L’attentat de Marseille et la tentative déjouée à Paris cette semaine, au-delà de la tristesse profonde dans laquelle ils nous ont plongés, n’ont pas manqué de nous rappeler l’urgence absolue d’accentuer la lutte que nous menons au quotidien contre le terrorisme. Le Président de la République avait pendant la campagne prit l’engagement de renforcer ce combat, tout en sortant de l’état d’urgence, dont le caractère exceptionnel et temporaire avait été bafoué par 5 prolongations sous le quinquennat de François Hollande. C’est en ce sens que nous avons voté hier à une large majorité (445 voix pour) en faveur du projet de loi visant à renforcer la sécurité intérieure et la lutte contre le terrorisme.

La mission des parlementaires dans l’élaboration de cette loi était double: assurer l’efficacité des moyens de lutte contre le terrorisme en dehors de l’état d’urgence, et préserver les droits et libertés individuels garantis par notre Constitution.
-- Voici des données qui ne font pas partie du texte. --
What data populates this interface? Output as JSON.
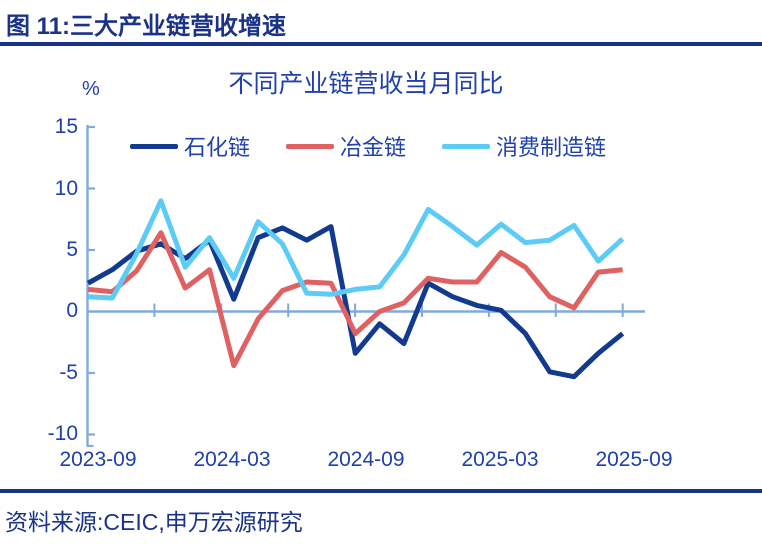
{
  "header": {
    "title": "图 11:三大产业链营收增速"
  },
  "chart": {
    "title": "不同产业链营收当月同比",
    "unit_label": "%",
    "y_ticks": [
      "15",
      "10",
      "5",
      "0",
      "-5",
      "-10"
    ],
    "x_labels": [
      "2023-09",
      "2024-03",
      "2024-09",
      "2025-03",
      "2025-09"
    ],
    "legend": [
      {
        "label": "石化链",
        "color": "#123a8e"
      },
      {
        "label": "冶金链",
        "color": "#e06161"
      },
      {
        "label": "消费制造链",
        "color": "#5ccbf5"
      }
    ]
  },
  "chart_data": {
    "type": "line",
    "title": "不同产业链营收当月同比",
    "ylabel": "%",
    "ylim": [
      -10,
      15
    ],
    "grid": false,
    "legend_position": "top",
    "x": [
      "2023-09",
      "2023-10",
      "2023-11",
      "2023-12",
      "2024-02",
      "2024-03",
      "2024-04",
      "2024-05",
      "2024-06",
      "2024-07",
      "2024-08",
      "2024-09",
      "2024-10",
      "2024-11",
      "2024-12",
      "2025-02",
      "2025-03",
      "2025-04",
      "2025-05",
      "2025-06",
      "2025-07",
      "2025-08",
      "2025-09"
    ],
    "series": [
      {
        "name": "石化链",
        "color": "#123a8e",
        "values": [
          2.3,
          3.4,
          4.9,
          5.5,
          4.3,
          5.8,
          1.0,
          6.0,
          6.8,
          5.8,
          6.9,
          -3.4,
          -1.0,
          -2.6,
          2.3,
          1.2,
          0.5,
          0.1,
          -1.8,
          -4.9,
          -5.3,
          -3.4,
          -1.8
        ]
      },
      {
        "name": "冶金链",
        "color": "#e06161",
        "values": [
          1.8,
          1.6,
          3.3,
          6.4,
          1.9,
          3.4,
          -4.4,
          -0.6,
          1.7,
          2.4,
          2.3,
          -1.8,
          0.0,
          0.7,
          2.7,
          2.4,
          2.4,
          4.8,
          3.6,
          1.2,
          0.3,
          3.2,
          3.4
        ]
      },
      {
        "name": "消费制造链",
        "color": "#5ccbf5",
        "values": [
          1.2,
          1.1,
          4.7,
          9.0,
          3.6,
          6.0,
          2.7,
          7.3,
          5.5,
          1.5,
          1.4,
          1.8,
          2.0,
          4.6,
          8.3,
          6.9,
          5.4,
          7.1,
          5.6,
          5.8,
          7.0,
          4.1,
          5.9
        ]
      }
    ]
  },
  "source": {
    "text": "资料来源:CEIC,申万宏源研究"
  },
  "colors": {
    "axis_blue": "#80aadc",
    "text_blue": "#2041ab",
    "dark_navy": "#1a3389"
  }
}
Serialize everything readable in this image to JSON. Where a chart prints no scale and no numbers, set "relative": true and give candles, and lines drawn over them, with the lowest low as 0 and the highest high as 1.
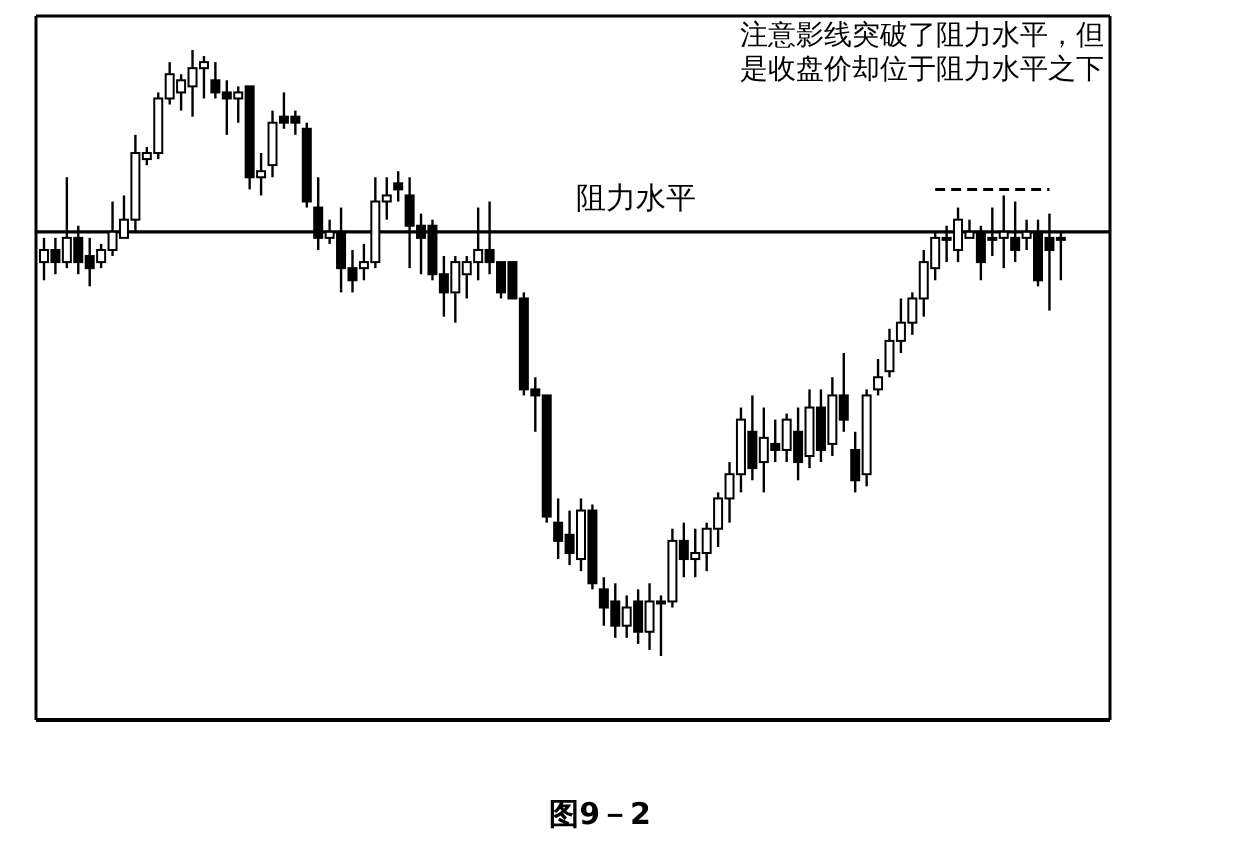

Sortir de l’état d’urgence en assurant une haute sécurité aux citoyens. Dépasser les postures manichéennes des oppositions. Engagement tenu

Si proroger indéfiniment l’état d’urgence n’était pas souhaitable, il faut rester armer face à la menace: c’est ce que propose ce projet de loi, qui correspond aux défis à relever et garantit nos les libertés en:

  • Renforçant dans plusieurs domaines le pouvoir des préfets en leur accordant 3 compétences:
  1. Instauration de périmètre de protection autour de lieux ou grands évènements soumis à un risque d’attentat;
  2. Fermeture des lieux de culte dans lesquels des idées ou théories sont diffusées et incitent à la violence ;
  3. Visite de tout lieu et saisie de document dans le but de prévenir un acte terroriste.
  • Donnant la compétence du ministre de l’Intérieur en lui accordant le droit de prononcer des mesures de surveillance à l’encontre de certaines personnes dans un but préventif;
  • Modifiant le régime légal des surveillances de conversations hertziennes;
  • Elargissant les possibilités de contrôle aux frontières.

Le travail parlementaire, auquel j’ai activement participé compte tenu de l’importance et de l’enjeu de ce texte, s’est parallèlement concentré sur la protection des droits et libertés individuelles. Les débats ont ainsi eu pour objectif d’une part de s’assurer que cette loi s’appliquait uniquement à la lutte contre le terrorisme, et d’autre part d’instaurer des limites et contrôles à ces nouveaux pouvoirs.

Le texte que nous avons voté pose donc pour pratiquement tous les pouvoirs accordés des limites de temps (le préfet ne peut par exemple instaurer un périmètre pendant plus d’un moins). La loi impose aussi une exigence de réponses graduées des mesures selon la gravité des évènements. Enfin sont prévus des moyens de contrôle efficaces (possibilité de saisir un juge pour qu’il vérifie en 48h s’il n’y a pas d’atteintes excessive au libertés), et variés (juge des libertés et de la détention, juge administratif, Commission nationale de contrôle des techniques de renseignement …).

Les débats autour de cette loi ont donc débouché sur l’élaboration d’un texte juste, qui donne la possibilité de renforcer la lutte contre le terrorisme, sans pour autant priver les Français de leurs libertés. Cet équilibre que nous avons réussi à dégager dans le texte est sans aucun doute l’une des raisons majeures de sa validation par une large majorité de députés de tous les bords politiques, et du soutien de plus de 80% de nos concitoyens.